Renata Parca, gerente
substituta de tecidos, células
e órgãos da Anvisa, afirma
que o primeiro relatório teve
o objetivo de retratar a situação dos bancos de olhos no
país para, depois, a agência
estabelecer indicadores de
qualidade comparáveis.
"Estamos validando os dados para chegar numa média
aceitável [de descarte]. Se essa média girar em torno de
45%, aquele banco que tiver
um descarte de 80% ou que
tiver 10% tem problemas a
serem corrigidos."
Segundo ela, há muita desigualdade regional tanto no
descarte de córneas quanto
em relação à infraestrutura
dos bancos de tecido ocular.
HEPATITE B
Um terço das córneas jogadas fora tinha o vírus da hepatite B. A doença foi a principal causa de descarte em 9
dos 17 Estados avaliados (veja quadro).

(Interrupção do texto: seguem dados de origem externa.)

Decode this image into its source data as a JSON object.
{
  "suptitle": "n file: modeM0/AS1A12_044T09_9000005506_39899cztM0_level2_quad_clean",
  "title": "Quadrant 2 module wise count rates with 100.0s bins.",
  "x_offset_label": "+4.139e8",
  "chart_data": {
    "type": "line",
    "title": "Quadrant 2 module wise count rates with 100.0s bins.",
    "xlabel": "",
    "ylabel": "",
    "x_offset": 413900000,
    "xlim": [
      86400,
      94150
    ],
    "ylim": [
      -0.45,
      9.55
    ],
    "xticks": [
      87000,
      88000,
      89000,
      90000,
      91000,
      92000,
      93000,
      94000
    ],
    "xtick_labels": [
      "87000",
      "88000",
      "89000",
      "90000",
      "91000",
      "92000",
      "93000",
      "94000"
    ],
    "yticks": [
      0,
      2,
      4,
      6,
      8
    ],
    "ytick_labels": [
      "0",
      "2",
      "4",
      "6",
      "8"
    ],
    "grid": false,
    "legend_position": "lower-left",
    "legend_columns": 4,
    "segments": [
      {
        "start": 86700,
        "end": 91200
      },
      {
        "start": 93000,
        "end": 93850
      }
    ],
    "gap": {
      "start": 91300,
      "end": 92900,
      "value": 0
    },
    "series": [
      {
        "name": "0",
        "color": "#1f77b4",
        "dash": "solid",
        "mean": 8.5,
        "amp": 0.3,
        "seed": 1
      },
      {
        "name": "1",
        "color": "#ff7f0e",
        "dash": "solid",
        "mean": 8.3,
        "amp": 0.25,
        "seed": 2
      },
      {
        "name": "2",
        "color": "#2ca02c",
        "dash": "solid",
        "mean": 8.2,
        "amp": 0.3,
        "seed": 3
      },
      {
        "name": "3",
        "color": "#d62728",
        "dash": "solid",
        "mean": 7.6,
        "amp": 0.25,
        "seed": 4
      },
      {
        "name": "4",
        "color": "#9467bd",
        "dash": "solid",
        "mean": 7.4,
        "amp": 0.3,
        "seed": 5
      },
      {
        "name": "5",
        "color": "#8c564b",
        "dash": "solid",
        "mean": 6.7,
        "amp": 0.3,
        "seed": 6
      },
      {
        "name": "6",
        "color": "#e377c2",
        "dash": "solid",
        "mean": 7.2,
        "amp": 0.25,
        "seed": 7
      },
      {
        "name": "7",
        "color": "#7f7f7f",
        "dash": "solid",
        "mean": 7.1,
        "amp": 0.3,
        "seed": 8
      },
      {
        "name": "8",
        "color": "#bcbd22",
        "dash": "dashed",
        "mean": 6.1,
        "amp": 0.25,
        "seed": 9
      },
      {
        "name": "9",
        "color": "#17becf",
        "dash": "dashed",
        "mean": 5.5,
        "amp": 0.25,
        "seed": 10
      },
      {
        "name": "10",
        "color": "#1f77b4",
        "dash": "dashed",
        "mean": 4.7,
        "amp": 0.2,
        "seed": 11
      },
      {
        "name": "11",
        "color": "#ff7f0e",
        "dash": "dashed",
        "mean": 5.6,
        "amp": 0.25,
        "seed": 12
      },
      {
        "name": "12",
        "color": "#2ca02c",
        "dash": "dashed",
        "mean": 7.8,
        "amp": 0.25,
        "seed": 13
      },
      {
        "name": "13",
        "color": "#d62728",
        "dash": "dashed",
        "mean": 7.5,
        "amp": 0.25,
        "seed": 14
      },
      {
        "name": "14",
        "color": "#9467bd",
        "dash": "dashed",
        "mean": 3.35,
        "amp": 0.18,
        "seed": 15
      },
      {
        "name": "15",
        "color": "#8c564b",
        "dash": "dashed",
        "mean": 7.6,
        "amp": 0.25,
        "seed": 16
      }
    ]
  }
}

Os tecidos também são testados para o vírus
HIV e da hepatite C.
Dados recentes do Ministério da Saúde mostraram que,
nos últimos dez anos, foram
confirmados no país 96.044
casos de hepatite B. As regiões Sul, Centro-Oeste e
Norte tiveram as maiores taxas de detecção da doença.
Segundo o oftalmologista
Elcio Sato, um dos coordenadores da ABTO (Associação
Brasileira de Transplantes de
Órgãos), além do perfil regional da hepatite B, suspeita-se
que seu alto índice entre os
doadores de córnea seja porque os exames de sorologia
apresentam muitos resultados falso-positivo.
Sato diz que isso poderia
ser resolvido com testes mais
eficazes na triagem das córneas, como o NAT (Nucleic
Acid Test), que reduz a "janela imunológica" em relação
aos testes de anticorpos e evita casos de falso-negativo.
"Estamos estudando isso
com a Anvisa. Hoje, preferimos pecar pelo excesso de
zelo. Na dúvida, não liberamos o tecido. É melhor continuar com saúde, mesmo não
enxergando, do que pegar
uma doença", diz Sato.
O transplante de córnea
pode corrigir doenças como
ceratocone (que altera a curvatura da córnea) e perda da
visão causada por traumas,
queimaduras químicas, herpes e distrofias, que deixam a
visão embaçada.
Outro documento da Anvisa mostra que 59% dos bancos de tecidos oculares são
considerados de médio risco
e 41%, de baixo risco. O ideal,
diz Renata Parca, seria que
todos fossem de baixo risco.
Entre as falhas estão as de
documentação ou de registro
dos serviços (56%), infraestrutura física (20%) e operacionalização, como irregularidade nos exames (16%).